Ночь, опять же, меняется, как и день. Иногда окутанная пологом тьмы, иногда освещенная миллионами блестящих миров, иногда купающаяся в свете луны, которая никогда не сохраняет одну и ту же форму две ночи подряд.

Если озера менее грандиозны, чем море, они в некоторых отношениях даже более прекрасны. Морское побережье сравнительно голое. Берега озер часто богато покрыты растительностью, которая подходит близко к самой кромке воды, иногда свисая даже в саму воду. Они часто усеяны хорошо засаженными деревьями островами. Они иногда окаймлены зелеными лугами, иногда ограничены скалистыми мысами, поднимающимися прямо из сравнительно глубокой воды, в то время как спокойная яркая поверхность часто испещрена изящным узором переплетающейся ряби или отражает второй, смягченный и перевернутый пейзаж.
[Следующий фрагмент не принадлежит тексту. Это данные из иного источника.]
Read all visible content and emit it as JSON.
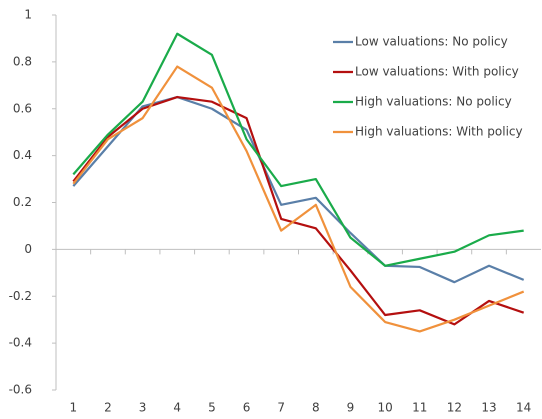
{
  "chart_data": {
    "type": "line",
    "categories": [
      "1",
      "2",
      "3",
      "4",
      "5",
      "6",
      "7",
      "8",
      "9",
      "10",
      "11",
      "12",
      "13",
      "14"
    ],
    "series": [
      {
        "name": "Low valuations: No policy",
        "color": "#5a7fa8",
        "values": [
          0.27,
          0.44,
          0.61,
          0.65,
          0.6,
          0.51,
          0.19,
          0.22,
          0.07,
          -0.07,
          -0.075,
          -0.14,
          -0.07,
          -0.13
        ]
      },
      {
        "name": "Low valuations: With policy",
        "color": "#b40f0f",
        "values": [
          0.29,
          0.48,
          0.6,
          0.65,
          0.63,
          0.56,
          0.13,
          0.09,
          -0.09,
          -0.28,
          -0.26,
          -0.32,
          -0.22,
          -0.27
        ]
      },
      {
        "name": "High valuations: No policy",
        "color": "#1aab4a",
        "values": [
          0.32,
          0.49,
          0.63,
          0.92,
          0.83,
          0.47,
          0.27,
          0.3,
          0.05,
          -0.07,
          -0.04,
          -0.01,
          0.06,
          0.08
        ]
      },
      {
        "name": "High valuations: With policy",
        "color": "#f0913c",
        "values": [
          0.28,
          0.47,
          0.56,
          0.78,
          0.69,
          0.42,
          0.08,
          0.19,
          -0.16,
          -0.31,
          -0.35,
          -0.3,
          -0.24,
          -0.18
        ]
      }
    ],
    "ylim": [
      -0.6,
      1
    ],
    "yticks": [
      -0.6,
      -0.4,
      -0.2,
      0,
      0.2,
      0.4,
      0.6,
      0.8,
      1
    ],
    "grid": false,
    "legend": "upper right"
  }
}
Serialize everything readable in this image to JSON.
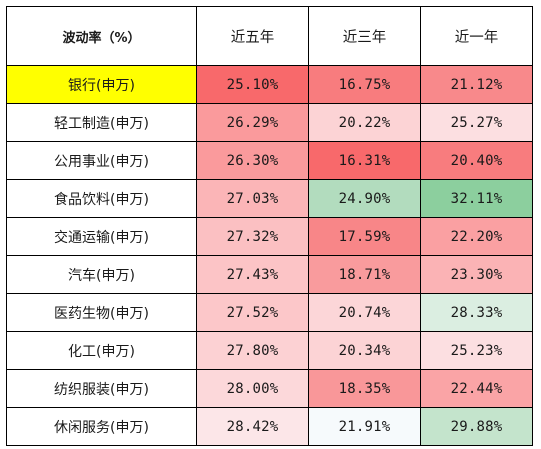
{
  "table": {
    "corner_header": "波动率（%）",
    "columns": [
      "近五年",
      "近三年",
      "近一年"
    ],
    "rows": [
      {
        "name": "银行(申万)",
        "name_bg": "#ffff00",
        "values": [
          "25.10%",
          "16.75%",
          "21.12%"
        ],
        "colors": [
          "#f8696b",
          "#f87c7e",
          "#f8898b"
        ]
      },
      {
        "name": "轻工制造(申万)",
        "name_bg": "#ffffff",
        "values": [
          "26.29%",
          "20.22%",
          "25.27%"
        ],
        "colors": [
          "#fa9a9c",
          "#fcd3d5",
          "#fcdfe1"
        ]
      },
      {
        "name": "公用事业(申万)",
        "name_bg": "#ffffff",
        "values": [
          "26.30%",
          "16.31%",
          "20.40%"
        ],
        "colors": [
          "#fa9a9c",
          "#f8696b",
          "#f87c7e"
        ]
      },
      {
        "name": "食品饮料(申万)",
        "name_bg": "#ffffff",
        "values": [
          "27.03%",
          "24.90%",
          "32.11%"
        ],
        "colors": [
          "#fbb5b7",
          "#b2dcbe",
          "#8ccf9e"
        ]
      },
      {
        "name": "交通运输(申万)",
        "name_bg": "#ffffff",
        "values": [
          "27.32%",
          "17.59%",
          "22.20%"
        ],
        "colors": [
          "#fbc0c2",
          "#f88688",
          "#faa0a2"
        ]
      },
      {
        "name": "汽车(申万)",
        "name_bg": "#ffffff",
        "values": [
          "27.43%",
          "18.71%",
          "23.30%"
        ],
        "colors": [
          "#fcc4c6",
          "#f99b9d",
          "#fbb3b5"
        ]
      },
      {
        "name": "医药生物(申万)",
        "name_bg": "#ffffff",
        "values": [
          "27.52%",
          "20.74%",
          "28.33%"
        ],
        "colors": [
          "#fcc7c9",
          "#fcd6d8",
          "#dbeee1"
        ]
      },
      {
        "name": "化工(申万)",
        "name_bg": "#ffffff",
        "values": [
          "27.80%",
          "20.34%",
          "25.23%"
        ],
        "colors": [
          "#fcd1d3",
          "#fcd3d5",
          "#fcdfe1"
        ]
      },
      {
        "name": "纺织服装(申万)",
        "name_bg": "#ffffff",
        "values": [
          "28.00%",
          "18.35%",
          "22.44%"
        ],
        "colors": [
          "#fcd8da",
          "#f99799",
          "#faa4a6"
        ]
      },
      {
        "name": "休闲服务(申万)",
        "name_bg": "#ffffff",
        "values": [
          "28.42%",
          "21.91%",
          "29.88%"
        ],
        "colors": [
          "#fce6e8",
          "#f6fafc",
          "#c4e4cc"
        ]
      }
    ]
  }
}
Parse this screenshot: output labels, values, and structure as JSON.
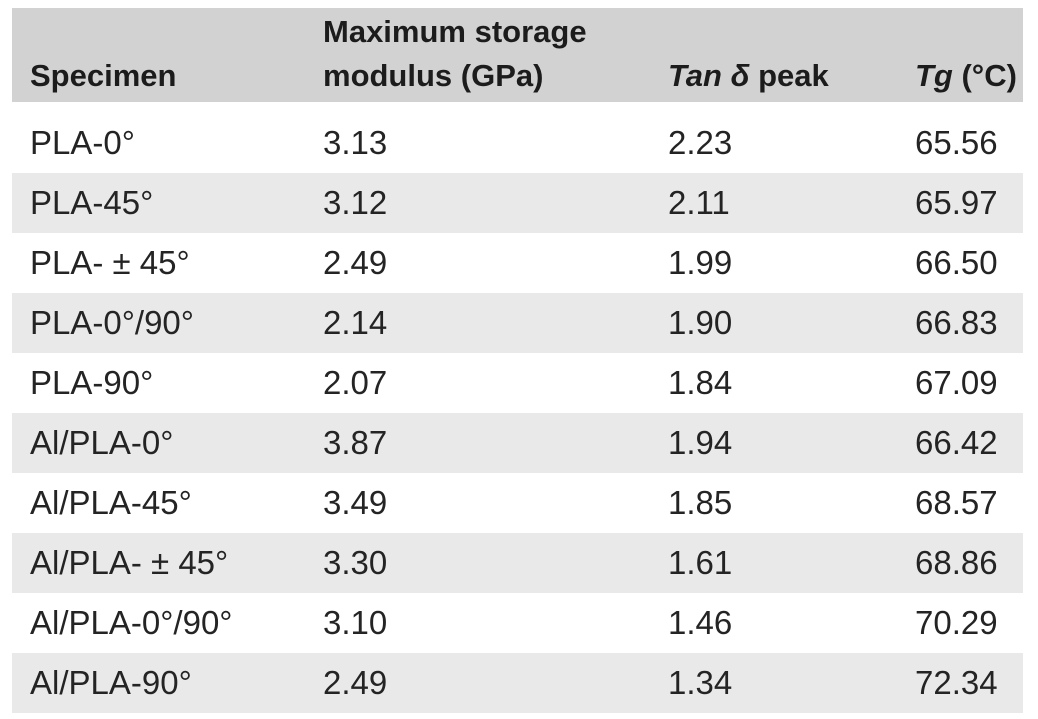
{
  "table": {
    "columns": [
      {
        "label": "Specimen"
      },
      {
        "label": "Maximum storage modulus (GPa)"
      },
      {
        "label_italic": "Tan δ",
        "label_regular": " peak"
      },
      {
        "label_italic": "Tg",
        "label_regular": " (°C)"
      }
    ],
    "rows": [
      {
        "specimen": "PLA-0°",
        "modulus": "3.13",
        "tan_delta": "2.23",
        "tg": "65.56"
      },
      {
        "specimen": "PLA-45°",
        "modulus": "3.12",
        "tan_delta": "2.11",
        "tg": "65.97"
      },
      {
        "specimen": "PLA- ± 45°",
        "modulus": "2.49",
        "tan_delta": "1.99",
        "tg": "66.50"
      },
      {
        "specimen": "PLA-0°/90°",
        "modulus": "2.14",
        "tan_delta": "1.90",
        "tg": "66.83"
      },
      {
        "specimen": "PLA-90°",
        "modulus": "2.07",
        "tan_delta": "1.84",
        "tg": "67.09"
      },
      {
        "specimen": "Al/PLA-0°",
        "modulus": "3.87",
        "tan_delta": "1.94",
        "tg": "66.42"
      },
      {
        "specimen": "Al/PLA-45°",
        "modulus": "3.49",
        "tan_delta": "1.85",
        "tg": "68.57"
      },
      {
        "specimen": "Al/PLA- ± 45°",
        "modulus": "3.30",
        "tan_delta": "1.61",
        "tg": "68.86"
      },
      {
        "specimen": "Al/PLA-0°/90°",
        "modulus": "3.10",
        "tan_delta": "1.46",
        "tg": "70.29"
      },
      {
        "specimen": "Al/PLA-90°",
        "modulus": "2.49",
        "tan_delta": "1.34",
        "tg": "72.34"
      }
    ],
    "colors": {
      "header_bg": "#d2d2d2",
      "stripe_bg": "#e9e9e9",
      "text": "#242424"
    }
  }
}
Воде опять же мы обязаны чудесным зрелищем радуги — «Божьим луком в облаках». Это действительно небесный посланник, и настолько непохожий ни на что другое, что едва ли кажется, будто он принадлежит этому миру.

Многие вещи окрашены, но радуга кажется самой окраской.

«Сначала пылающий красный ярко вырвался вперед; затем желтовато-оранжевый, а следом восхитительный желтый; рядом с которым упали добрые лучи всей освежающей зелени. Затем чистый синий, что раздувает осенние небеса, эфирно играл; а затем, более печального оттенка, появился более глубокий индиго (как когда тяжелополый вечер склоняется с морозом), в то время как последние отблески преломленного света умирали в слабеющем фиолетовом». [8]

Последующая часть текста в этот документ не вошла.